The pursuit of noise music is an inherently exciting road which highlights our own limitations of knowledge and understanding. Noise surely conveys and celebrates mystery. We cannot fully comprehend ourselves or our world or the nature of sound itself. The unpredictability and diversity of noise only serves to accentuate the mystery. Noise broadens the horizons of listening pleasure beyond the widely accepted realm of music, and it does so in a way that restores and increases a sense of wonder.
I want to allow these wonders of noise to be tiny windows that enable me to worship the wonder and mystery of God.
Where then does wisdom come from?
Where does understanding dwell?
It is hidden from the eyes of every living thing,
concealed even from the birds in the sky.
Destruction and Death say,
‘Only a rumour of it has reached our ears.’

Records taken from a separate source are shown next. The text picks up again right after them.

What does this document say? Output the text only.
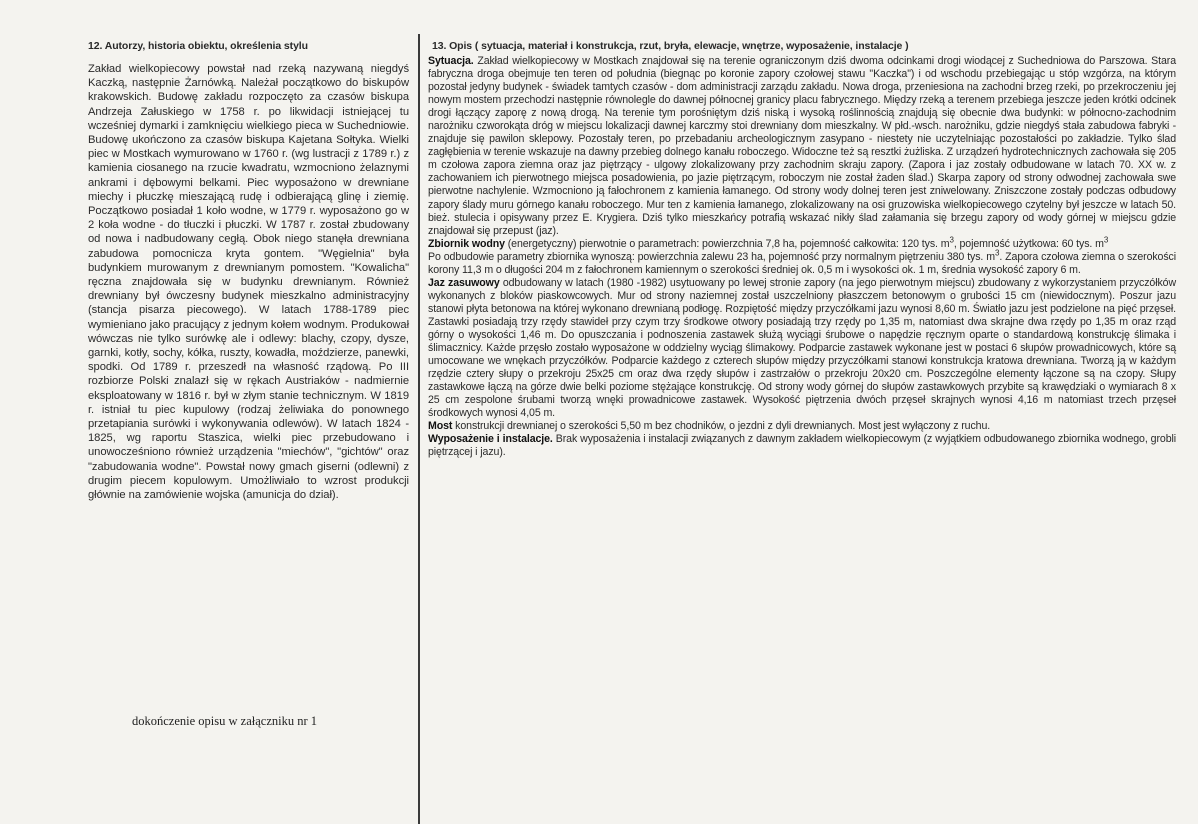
12. Autorzy, historia obiektu, określenia stylu

Zakład wielkopiecowy powstał nad rzeką nazywaną niegdyś Kaczką, następnie Żarnówką. Należał początkowo do biskupów krakowskich. Budowę zakładu rozpoczęto za czasów biskupa Andrzeja Załuskiego w 1758 r. po likwidacji istniejącej tu wcześniej dymarki i zamknięciu wielkiego pieca w Suchedniowie. Budowę ukończono za czasów biskupa Kajetana Sołtyka. Wielki piec w Mostkach wymurowano w 1760 r. (wg lustracji z 1789 r.) z kamienia ciosanego na rzucie kwadratu, wzmocniono żelaznymi ankrami i dębowymi belkami. Piec wyposażono w drewniane miechy i płuczkę mieszającą rudę i odbierającą glinę i ziemię. Początkowo posiadał 1 koło wodne, w 1779 r. wyposażono go w 2 koła wodne - do tłuczki i płuczki. W 1787 r. został zbudowany od nowa i nadbudowany cegłą. Obok niego stanęła drewniana zabudowa pomocnicza kryta gontem. "Węgielnia" była budynkiem murowanym z drewnianym pomostem. "Kowalicha" ręczna znajdowała się w budynku drewnianym. Również drewniany był ówczesny budynek mieszkalno administracyjny (stancja pisarza piecowego). W latach 1788-1789 piec wymieniano jako pracujący z jednym kołem wodnym. Produkował wówczas nie tylko surówkę ale i odlewy: blachy, czopy, dysze, garnki, kotły, sochy, kółka, ruszty, kowadła, moździerze, panewki, spodki. Od 1789 r. przeszedł na własność rządową. Po III rozbiorze Polski znalazł się w rękach Austriaków - nadmiernie eksploatowany w 1816 r. był w złym stanie technicznym. W 1819 r. istniał tu piec kupulowy (rodzaj żeliwiaka do ponownego przetapiania surówki i wykonywania odlewów). W latach 1824 - 1825, wg raportu Staszica, wielki piec przebudowano i unowocześniono również urządzenia "miechów", "gichtów" oraz "zabudowania wodne". Powstał nowy gmach giserni (odlewni) z drugim piecem kopulowym. Umożliwiało to wzrost produkcji głównie na zamówienie wojska (amunicja do dział).

dokończenie opisu w załączniku nr 1
13. Opis ( sytuacja, materiał i konstrukcja, rzut, bryła, elewacje, wnętrze, wyposażenie, instalacje )

Sytuacja. Zakład wielkopiecowy w Mostkach znajdował się na terenie ograniczonym dziś dwoma odcinkami drogi wiodącej z Suchedniowa do Parszowa. Stara fabryczna droga obejmuje ten teren od południa (biegnąc po koronie zapory czołowej stawu "Kaczka") i od wschodu przebiegając u stóp wzgórza, na którym pozostał jedyny budynek - świadek tamtych czasów - dom administracji zarządu zakładu. Nowa droga, przeniesiona na zachodni brzeg rzeki, po przekroczeniu jej nowym mostem przechodzi następnie równolegle do dawnej północnej granicy placu fabrycznego. Między rzeką a terenem przebiega jeszcze jeden krótki odcinek drogi łączący zaporę z nową drogą. Na terenie tym porośniętym dziś niską i wysoką roślinnością znajdują się obecnie dwa budynki: w północno-zachodnim narożniku czworokąta dróg w miejscu lokalizacji dawnej karczmy stoi drewniany dom mieszkalny. W płd.-wsch. narożniku, gdzie niegdyś stała zabudowa fabryki - znajduje się pawilon sklepowy. Pozostały teren, po przebadaniu archeologicznym zasypano - niestety nie uczytelniając pozostałości po zakładzie. Tylko ślad zagłębienia w terenie wskazuje na dawny przebieg dolnego kanału roboczego. Widoczne też są resztki żużliska. Z urządzeń hydrotechnicznych zachowała się 205 m czołowa zapora ziemna oraz jaz piętrzący - ulgowy zlokalizowany przy zachodnim skraju zapory. (Zapora i jaz zostały odbudowane w latach 70. XX w. z zachowaniem ich pierwotnego miejsca posadowienia, po jazie piętrzącym, roboczym nie został żaden ślad.) Skarpa zapory od strony odwodnej zachowała swe pierwotne nachylenie. Wzmocniono ją fałochronem z kamienia łamanego. Od strony wody dolnej teren jest zniwelowany. Zniszczone zostały podczas odbudowy zapory ślady muru górnego kanału roboczego. Mur ten z kamienia łamanego, zlokalizowany na osi gruzowiska wielkopiecowego czytelny był jeszcze w latach 50. bież. stulecia i opisywany przez E. Krygiera. Dziś tylko mieszkańcy potrafią wskazać nikły ślad załamania się brzegu zapory od wody górnej w miejscu gdzie znajdował się przepust (jaz).

Zbiornik wodny (energetyczny) pierwotnie o parametrach: powierzchnia 7,8 ha, pojemność całkowita: 120 tys. $m^3$, pojemność użytkowa: 60 tys. $m^3$

Po odbudowie parametry zbiornika wynoszą: powierzchnia zalewu 23 ha, pojemność przy normalnym piętrzeniu 380 tys. $m^3$. Zapora czołowa ziemna o szerokości korony 11,3 m o długości 204 m z fałochronem kamiennym o szerokości średniej ok. 0,5 m i wysokości ok. 1 m, średnia wysokość zapory 6 m.

Jaz zasuwowy odbudowany w latach (1980 -1982) usytuowany po lewej stronie zapory (na jego pierwotnym miejscu) zbudowany z wykorzystaniem przyczółków wykonanych z bloków piaskowcowych. Mur od strony naziemnej został uszczelniony płaszczem betonowym o grubości 15 cm (niewidocznym). Poszur jazu stanowi płyta betonowa na której wykonano drewnianą podłogę. Rozpiętość między przyczółkami jazu wynosi 8,60 m. Światło jazu jest podzielone na pięć przęseł. Zastawki posiadają trzy rzędy stawideł przy czym trzy środkowe otwory posiadają trzy rzędy po 1,35 m, natomiast dwa skrajne dwa rzędy po 1,35 m oraz rząd górny o wysokości 1,46 m. Do opuszczania i podnoszenia zastawek służą wyciągi śrubowe o napędzie ręcznym oparte o standardową konstrukcję ślimaka i ślimacznicy. Każde przęsło zostało wyposażone w oddzielny wyciąg ślimakowy. Podparcie zastawek wykonane jest w postaci 6 słupów prowadnicowych, które są umocowane we wnękach przyczółków. Podparcie każdego z czterech słupów między przyczółkami stanowi konstrukcja kratowa drewniana. Tworzą ją w każdym rzędzie cztery słupy o przekroju 25x25 cm oraz dwa rzędy słupów i zastrzałów o przekroju 20x20 cm. Poszczególne elementy łączone są na czopy. Słupy zastawkowe łączą na górze dwie belki poziome stężające konstrukcję. Od strony wody górnej do słupów zastawkowych przybite są krawędziaki o wymiarach 8 x 25 cm zespolone śrubami tworzą wnęki prowadnicowe zastawek. Wysokość piętrzenia dwóch przęseł skrajnych wynosi 4,16 m natomiast trzech przęseł środkowych wynosi 4,05 m.

Most konstrukcji drewnianej o szerokości 5,50 m bez chodników, o jezdni z dyli drewnianych. Most jest wyłączony z ruchu.

Wyposażenie i instalacje. Brak wyposażenia i instalacji związanych z dawnym zakładem wielkopiecowym (z wyjątkiem odbudowanego zbiornika wodnego, grobli piętrzącej i jazu).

God understands the way to it
and he alone knows where it dwells,
for he views the ends of the earth
and sees everything under the heavens.
When he established the force of the wind
and measured out the waters,
when he made a decree for the rain
and a path for the thunderstorm,
then he looked at wisdom and appraised it;
he confirmed it and tested it.
And he said to the human race,
‘The fear of the Lord – that is wisdom,
and to shun evil is understanding.’
(from the Bible – Job 28:20-28)
He who has ears to hear, let him hear!